Mutant embryos develop ectopic sclerites, which often look like the cuticular scar tissue that often surrounds the healed wound generated by a sterile needle in late-stage wild-type embryos.
Mutant stage 17 embryos have failures in epidermal integrity; dye injected into the perivitelline space penetrates the body cavity in the mutant embryos.
Generation of spenpoc361 mitotic clones in the wing imaginal disc, using the FLP/FRT technique, causes a wing vein phenotype in the adult. This includes loss of vein material, which is mostly in the distal part of the wing, ectopic formation of material around the veins, thickening of existing veins and slight mis-localization of both longitudinal and cross-veins. Wing hair polarity is also disrupted and bristles are misplaced at the wing margin. Generation of spenpoc361 mitotic clones in the anterior compartment of the wing disc, using the FLP/FRT technique, affects both the micro and macrochaetae on the notum of adults. Macrochaetae are lost in some parts of the notum, gained in others and mislocalized. Duplicated trichogens and thormogens are not observed, indicating that cell fate specification is not affected. In both spenpoc361 maternal and zygotic embryos, the neurons of the peripheral nervous system show an abnormal distribution and morphology, and can be either fewer or greater in number than in wild type.

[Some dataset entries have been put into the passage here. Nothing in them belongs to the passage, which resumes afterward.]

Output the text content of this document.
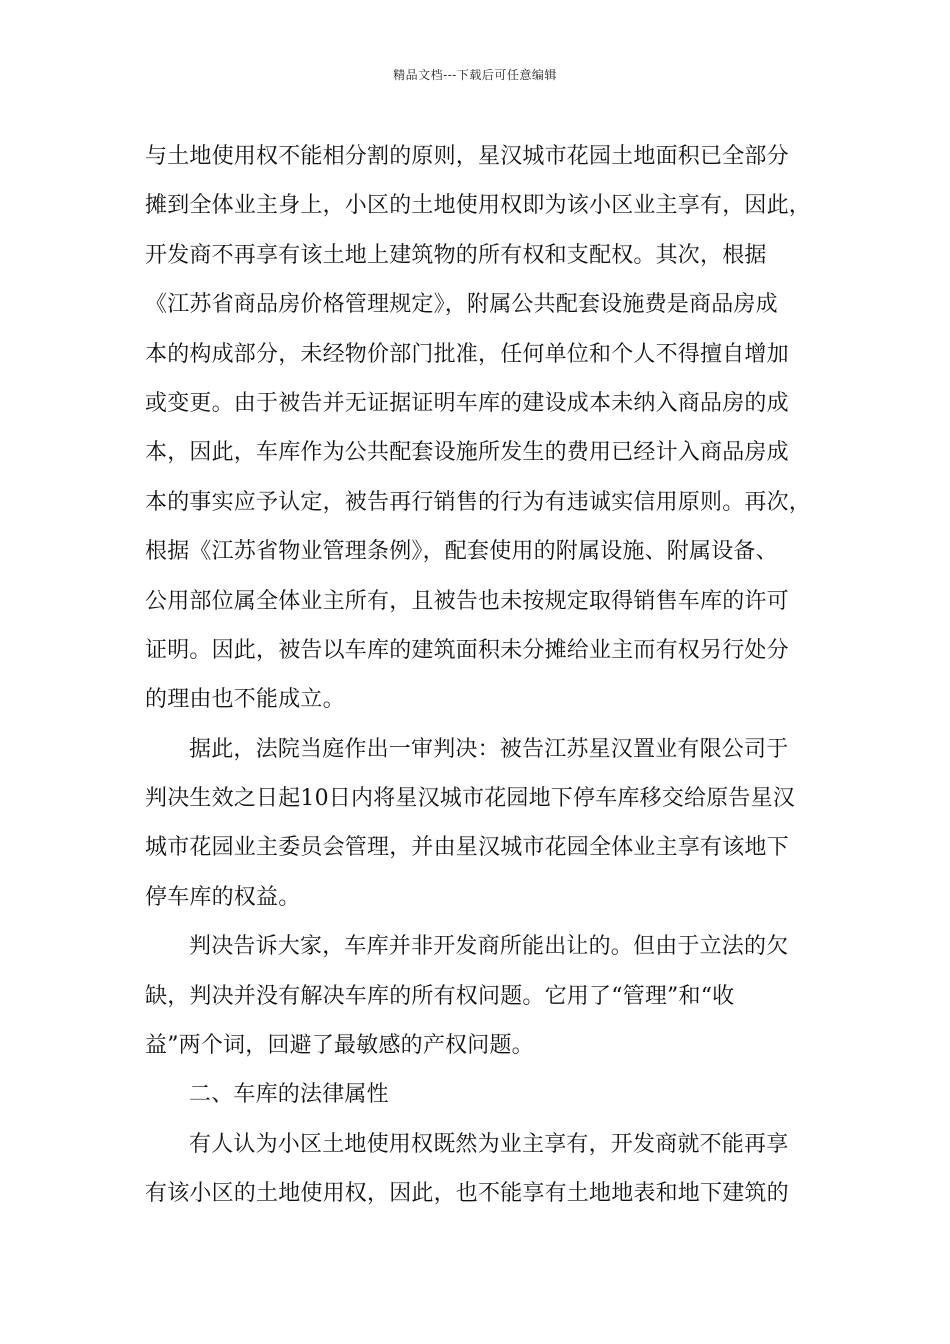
精品文档---下载后可任意编辑
与土地使用权不能相分割的原则，星汉城市花园土地面积已全部分
摊到全体业主身上，小区的土地使用权即为该小区业主享有，因此，
开发商不再享有该土地上建筑物的所有权和支配权。其次，根据
《江苏省商品房价格管理规定》，附属公共配套设施费是商品房成
本的构成部分，未经物价部门批准，任何单位和个人不得擅自增加
或变更。由于被告并无证据证明车库的建设成本未纳入商品房的成
本，因此，车库作为公共配套设施所发生的费用已经计入商品房成
本的事实应予认定，被告再行销售的行为有违诚实信用原则。再次，
根据《江苏省物业管理条例》，配套使用的附属设施、附属设备、
公用部位属全体业主所有，且被告也未按规定取得销售车库的许可
证明。因此，被告以车库的建筑面积未分摊给业主而有权另行处分
的理由也不能成立。
据此，法院当庭作出一审判决：被告江苏星汉置业有限公司于
判决生效之日起10日内将星汉城市花园地下停车库移交给原告星汉
城市花园业主委员会管理，并由星汉城市花园全体业主享有该地下
停车库的权益。
判决告诉大家，车库并非开发商所能出让的。但由于立法的欠
缺，判决并没有解决车库的所有权问题。它用了“管理”和“收
益”两个词，回避了最敏感的产权问题。
二、车库的法律属性
有人认为小区土地使用权既然为业主享有，开发商就不能再享
有该小区的土地使用权，因此，也不能享有土地地表和地下建筑的
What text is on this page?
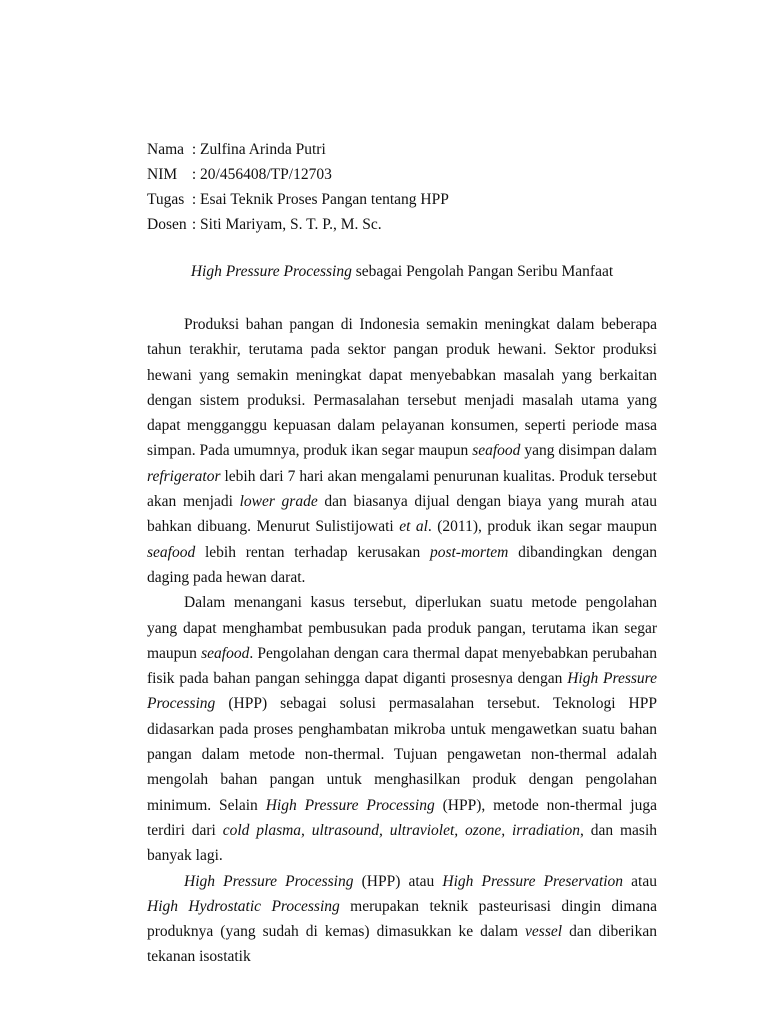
Nama : Zulfina Arinda Putri
NIM : 20/456408/TP/12703
Tugas : Esai Teknik Proses Pangan tentang HPP
Dosen : Siti Mariyam, S. T. P., M. Sc.
High Pressure Processing sebagai Pengolah Pangan Seribu Manfaat

Produksi bahan pangan di Indonesia semakin meningkat dalam beberapa tahun terakhir, terutama pada sektor pangan produk hewani. Sektor produksi hewani yang semakin meningkat dapat menyebabkan masalah yang berkaitan dengan sistem produksi. Permasalahan tersebut menjadi masalah utama yang dapat mengganggu kepuasan dalam pelayanan konsumen, seperti periode masa simpan. Pada umumnya, produk ikan segar maupun seafood yang disimpan dalam refrigerator lebih dari 7 hari akan mengalami penurunan kualitas. Produk tersebut akan menjadi lower grade dan biasanya dijual dengan biaya yang murah atau bahkan dibuang. Menurut Sulistijowati et al. (2011), produk ikan segar maupun seafood lebih rentan terhadap kerusakan post-mortem dibandingkan dengan daging pada hewan darat.

Dalam menangani kasus tersebut, diperlukan suatu metode pengolahan yang dapat menghambat pembusukan pada produk pangan, terutama ikan segar maupun seafood. Pengolahan dengan cara thermal dapat menyebabkan perubahan fisik pada bahan pangan sehingga dapat diganti prosesnya dengan High Pressure Processing (HPP) sebagai solusi permasalahan tersebut. Teknologi HPP didasarkan pada proses penghambatan mikroba untuk mengawetkan suatu bahan pangan dalam metode non-thermal. Tujuan pengawetan non-thermal adalah mengolah bahan pangan untuk menghasilkan produk dengan pengolahan minimum. Selain High Pressure Processing (HPP), metode non-thermal juga terdiri dari cold plasma, ultrasound, ultraviolet, ozone, irradiation, dan masih banyak lagi.

High Pressure Processing (HPP) atau High Pressure Preservation atau High Hydrostatic Processing merupakan teknik pasteurisasi dingin dimana produknya (yang sudah di kemas) dimasukkan ke dalam vessel dan diberikan tekanan isostatik
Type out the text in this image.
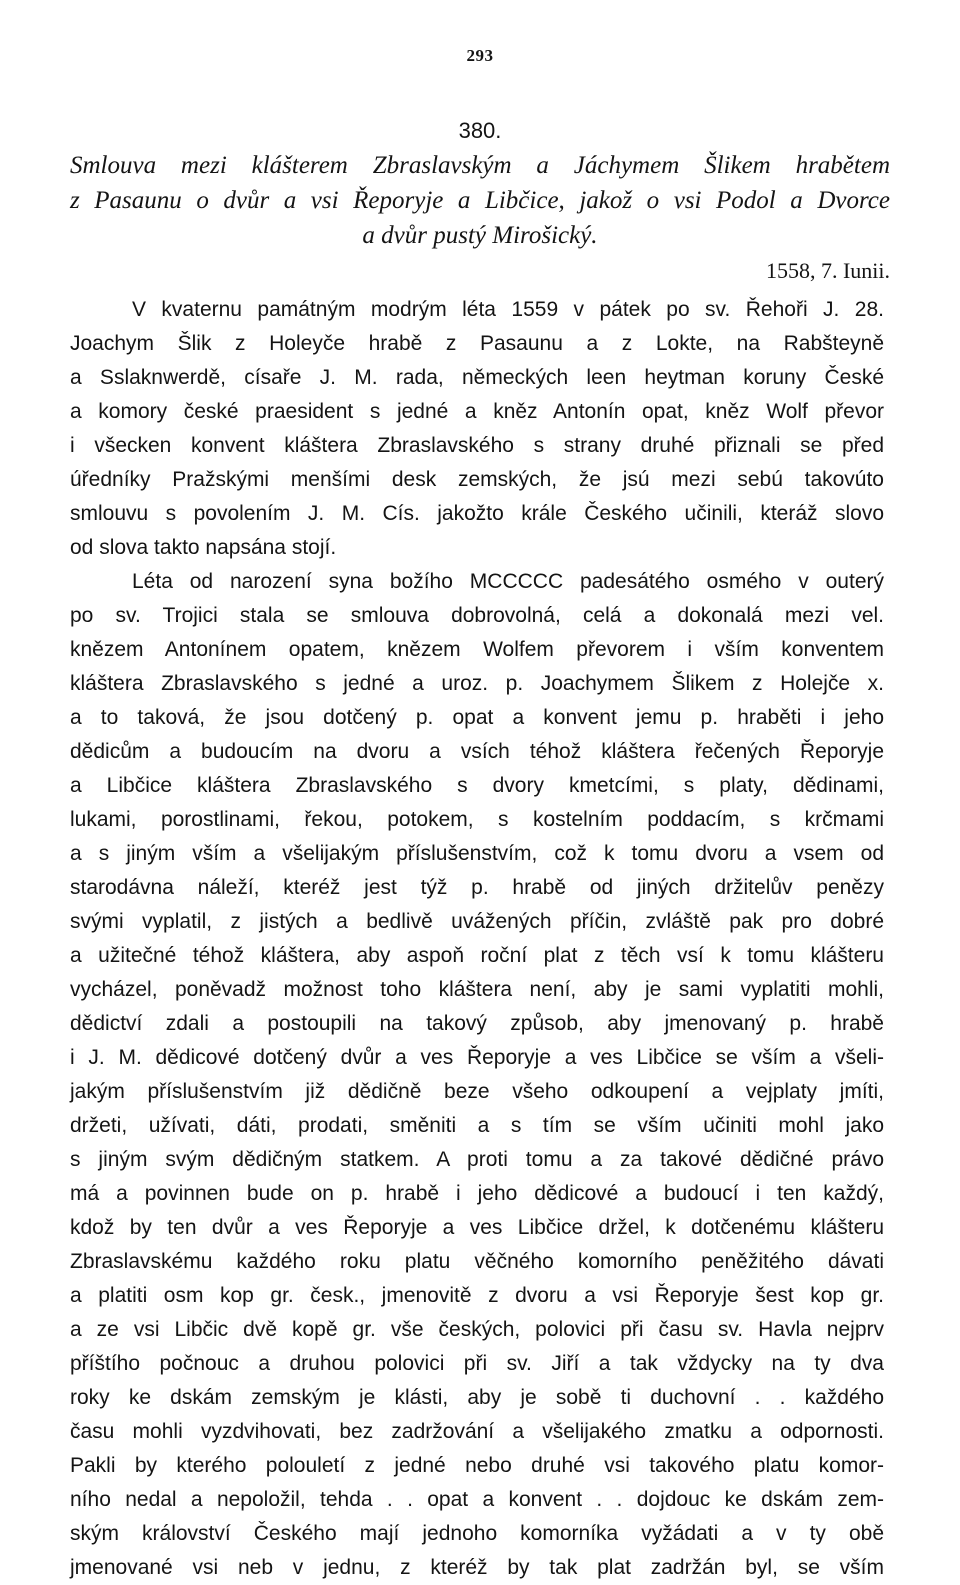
293
380.
Smlouva mezi klášterem Zbraslavským a Jáchymem Šlikem hrabětem
z Pasaunu o dvůr a vsi Řeporyje a Libčice, jakož o vsi Podol a Dvorce
a dvůr pustý Mirošický.
1558, 7. Iunii.
V kvaternu památným modrým léta 1559 v pátek po sv. Řehoři J. 28.
Joachym Šlik z Holeyče hrabě z Pasaunu a z Lokte, na Rabšteyně
a Sslaknwerdě, císaře J. M. rada, německých leen heytman koruny České
a komory české praesident s jedné a kněz Antonín opat, kněz Wolf převor
i všecken konvent kláštera Zbraslavského s strany druhé přiznali se před
úředníky Pražskými menšími desk zemských, že jsú mezi sebú takovúto
smlouvu s povolením J. M. Cís. jakožto krále Českého učinili, kteráž slovo
od slova takto napsána stojí.
Léta od narození syna božího MCCCCC padesátého osmého v outerý
po sv. Trojici stala se smlouva dobrovolná, celá a dokonalá mezi vel.
knězem Antonínem opatem, knězem Wolfem převorem i vším konventem
kláštera Zbraslavského s jedné a uroz. p. Joachymem Šlikem z Holejče x.
a to taková, že jsou dotčený p. opat a konvent jemu p. hraběti i jeho
dědicům a budoucím na dvoru a vsích téhož kláštera řečených Řeporyje
a Libčice kláštera Zbraslavského s dvory kmetcími, s platy, dědinami,
lukami, porostlinami, řekou, potokem, s kostelním poddacím, s krčmami
a s jiným vším a všelijakým příslušenstvím, což k tomu dvoru a vsem od
starodávna náleží, kteréž jest týž p. hrabě od jiných držitelův penězy
svými vyplatil, z jistých a bedlivě uvážených příčin, zvláště pak pro dobré
a užitečné téhož kláštera, aby aspoň roční plat z těch vsí k tomu klášteru
vycházel, poněvadž možnost toho kláštera není, aby je sami vyplatiti mohli,
dědictví zdali a postoupili na takový způsob, aby jmenovaný p. hrabě
i J. M. dědicové dotčený dvůr a ves Řeporyje a ves Libčice se vším a všeli-
jakým příslušenstvím již dědičně beze všeho odkoupení a vejplaty jmíti,
držeti, užívati, dáti, prodati, směniti a s tím se vším učiniti mohl jako
s jiným svým dědičným statkem. A proti tomu a za takové dědičné právo
má a povinnen bude on p. hrabě i jeho dědicové a budoucí i ten každý,
kdož by ten dvůr a ves Řeporyje a ves Libčice držel, k dotčenému klášteru
Zbraslavskému každého roku platu věčného komorního peněžitého dávati
a platiti osm kop gr. česk., jmenovitě z dvoru a vsi Řeporyje šest kop gr.
a ze vsi Libčic dvě kopě gr. vše českých, polovici při času sv. Havla nejprv
příštího počnouc a druhou polovici při sv. Jiří a tak vždycky na ty dva
roky ke dskám zemským je klásti, aby je sobě ti duchovní . . každého
času mohli vyzdvihovati, bez zadržování a všelijakého zmatku a odpornosti.
Pakli by kterého polouletí z jedné nebo druhé vsi takového platu komor-
ního nedal a nepoložil, tehda . . opat a konvent . . dojdouc ke dskám zem-
ským království Českého mají jednoho komorníka vyžádati a v ty obě
jmenované vsi neb v jednu, z kteréž by tak plat zadržán byl, se vším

Mutant embryos derived from females containing homozygous spenpoc361 germline clones crossed to spen3/+ males (lacking both maternal and zygotic spen function) show alterations in the number of many peripheral and central nervous system cell types, and the development of other organs is affected. The number of lateral chordotonal organs in each abdominal hemisegment varies from 0 to 6, and is typically 4 (wild-type number is 5). Clusters containing the normal number are often disorganised. Midline development is defective. Commissures are missing or poorly separated in stage 15 embryos. All of the longitudinal axons are disrupted in stage 16 embryos and axons inappropriately cross the midline. The development of all motor axons pathways is defective; motor axons exit the central nervous system, pick the correct pathways, but fail to innervate their muscle targets. Muscle fibres are missing or disorganised.
Hemizygotes show loss of anterior H piece and ectopic sclerites develop in the middle of T2 and T3. These ectopic sclerites do not form in the fields of the denticle belts. When the maternal contribution is reduced the phenotype is more marked, with the posterior mouth hooks, median tooth, hypostomal, ectostomal, and epistomal sclerites, dorsal bridge and lateralgraten all either missing or disrupted. The trunk region of the embryos appears to be largely unaffected. Denticle belts and filzkorper show slightly reduced pigmentation.